🤖 AI Summary
Conventional robotic surface materials—exhibiting positive Poisson’s ratios—suffer from poor adaptability and inability to achieve multi-directional cooperative deformation. To address this, we propose a reconfigurable auxetic lattice structure incorporating a backlash-coupled mechanism with intentional gaps, enabling active, controllable bidirectional deformation (contraction and expansion) while preserving structural compliance. Our approach integrates embedded servo actuation, underactuated control strategies, and unit-level dynamic modeling, augmented by activation functions that emulate cellular-like responsive behavior. Experimental results demonstrate versatile multimodal surface deformation, with strong agreement between model predictions and physical measurements. This work overcomes key limitations of conventional auxetic materials in adaptive interfaces—namely, limited deformability control and single-mode responsiveness—establishing a new paradigm for intelligent robotic surfaces that simultaneously offers programmability, local tunability, and high conformability.
📝 Abstract
Robotic surfaces traditionally use materials with a positive Poisson's ratio to push and pull on a manipulation interface. Auxetic materials with a negative Poisson's ratio may expand in multiple directions when stretched and enable conformable interfaces. Here we demonstrate reconfigurable auxetic lattices for robotic surface manipulation.

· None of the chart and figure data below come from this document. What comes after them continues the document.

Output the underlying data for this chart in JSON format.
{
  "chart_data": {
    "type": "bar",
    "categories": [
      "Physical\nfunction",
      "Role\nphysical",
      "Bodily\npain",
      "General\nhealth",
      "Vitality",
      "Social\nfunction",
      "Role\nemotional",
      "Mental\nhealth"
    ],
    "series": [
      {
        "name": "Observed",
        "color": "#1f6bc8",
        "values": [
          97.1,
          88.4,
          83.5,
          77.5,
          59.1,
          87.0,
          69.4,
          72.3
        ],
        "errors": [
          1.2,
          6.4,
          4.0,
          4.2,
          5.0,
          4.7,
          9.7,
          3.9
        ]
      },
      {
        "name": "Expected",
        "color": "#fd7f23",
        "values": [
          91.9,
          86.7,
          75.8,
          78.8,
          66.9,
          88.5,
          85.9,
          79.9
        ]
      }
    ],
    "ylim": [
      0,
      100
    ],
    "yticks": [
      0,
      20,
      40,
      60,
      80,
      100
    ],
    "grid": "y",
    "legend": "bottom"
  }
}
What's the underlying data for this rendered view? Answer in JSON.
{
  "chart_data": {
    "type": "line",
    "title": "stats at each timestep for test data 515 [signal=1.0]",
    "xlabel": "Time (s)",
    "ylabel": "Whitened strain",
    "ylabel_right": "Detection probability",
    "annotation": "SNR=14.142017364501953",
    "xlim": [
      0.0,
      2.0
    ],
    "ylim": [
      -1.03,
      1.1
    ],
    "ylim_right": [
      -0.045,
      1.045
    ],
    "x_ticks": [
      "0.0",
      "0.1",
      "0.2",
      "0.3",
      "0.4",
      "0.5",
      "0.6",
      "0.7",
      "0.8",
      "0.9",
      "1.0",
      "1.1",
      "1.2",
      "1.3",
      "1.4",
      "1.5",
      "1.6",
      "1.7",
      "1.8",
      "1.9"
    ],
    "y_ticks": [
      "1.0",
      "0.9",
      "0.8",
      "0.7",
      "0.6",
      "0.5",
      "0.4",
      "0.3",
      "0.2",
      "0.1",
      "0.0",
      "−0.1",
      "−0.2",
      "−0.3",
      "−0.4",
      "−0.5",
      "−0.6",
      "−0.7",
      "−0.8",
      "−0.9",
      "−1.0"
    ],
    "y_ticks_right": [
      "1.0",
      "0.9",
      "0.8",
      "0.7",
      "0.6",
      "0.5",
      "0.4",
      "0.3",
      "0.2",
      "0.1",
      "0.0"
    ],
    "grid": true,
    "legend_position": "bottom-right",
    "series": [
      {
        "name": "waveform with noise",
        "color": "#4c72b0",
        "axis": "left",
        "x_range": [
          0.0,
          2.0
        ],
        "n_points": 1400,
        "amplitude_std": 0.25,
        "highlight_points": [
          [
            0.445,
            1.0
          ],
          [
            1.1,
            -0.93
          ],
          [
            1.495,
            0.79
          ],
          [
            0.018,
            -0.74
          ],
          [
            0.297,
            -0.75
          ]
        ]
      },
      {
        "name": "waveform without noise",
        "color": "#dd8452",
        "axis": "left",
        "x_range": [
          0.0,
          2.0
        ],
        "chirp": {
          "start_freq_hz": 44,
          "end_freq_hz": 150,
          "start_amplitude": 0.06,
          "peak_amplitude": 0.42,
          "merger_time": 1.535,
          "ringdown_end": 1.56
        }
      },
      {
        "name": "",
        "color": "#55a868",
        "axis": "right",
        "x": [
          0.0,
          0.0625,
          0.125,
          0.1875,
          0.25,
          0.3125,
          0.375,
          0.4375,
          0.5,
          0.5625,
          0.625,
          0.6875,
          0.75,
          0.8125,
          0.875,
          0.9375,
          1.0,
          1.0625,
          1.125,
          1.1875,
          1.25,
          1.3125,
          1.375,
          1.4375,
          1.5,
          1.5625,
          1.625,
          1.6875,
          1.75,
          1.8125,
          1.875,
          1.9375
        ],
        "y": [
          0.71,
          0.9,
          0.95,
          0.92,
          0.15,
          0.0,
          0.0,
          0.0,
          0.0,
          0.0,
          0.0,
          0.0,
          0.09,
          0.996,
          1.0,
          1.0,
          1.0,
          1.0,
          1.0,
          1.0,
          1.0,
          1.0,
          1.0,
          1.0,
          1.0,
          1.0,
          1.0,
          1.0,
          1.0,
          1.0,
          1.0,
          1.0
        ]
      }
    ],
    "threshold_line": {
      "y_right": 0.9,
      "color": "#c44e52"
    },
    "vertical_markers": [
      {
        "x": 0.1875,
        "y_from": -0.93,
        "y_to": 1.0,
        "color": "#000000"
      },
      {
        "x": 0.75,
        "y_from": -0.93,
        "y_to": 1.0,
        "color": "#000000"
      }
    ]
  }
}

Our approach enables shape control through reconfigurable locking or embedded servos that underactuate an auxetic lattice structure. Variable expansion of local lattice areas is enabled by backlash between unit cells. Demonstrations of variable surface conformity are presented with characterization metrics. Experimental results are validated against a simplified model of the system, which uses an activation function to model intercell coupling with backlash. Reconfigurable auxetic structures are shown to achieve manipulation via variable surface contraction and expansion. This structure maintains compliance with backlash in contrast with previous work on auxetics, opening new opportunities in adaptive robotic structures for surface manipulation tasks.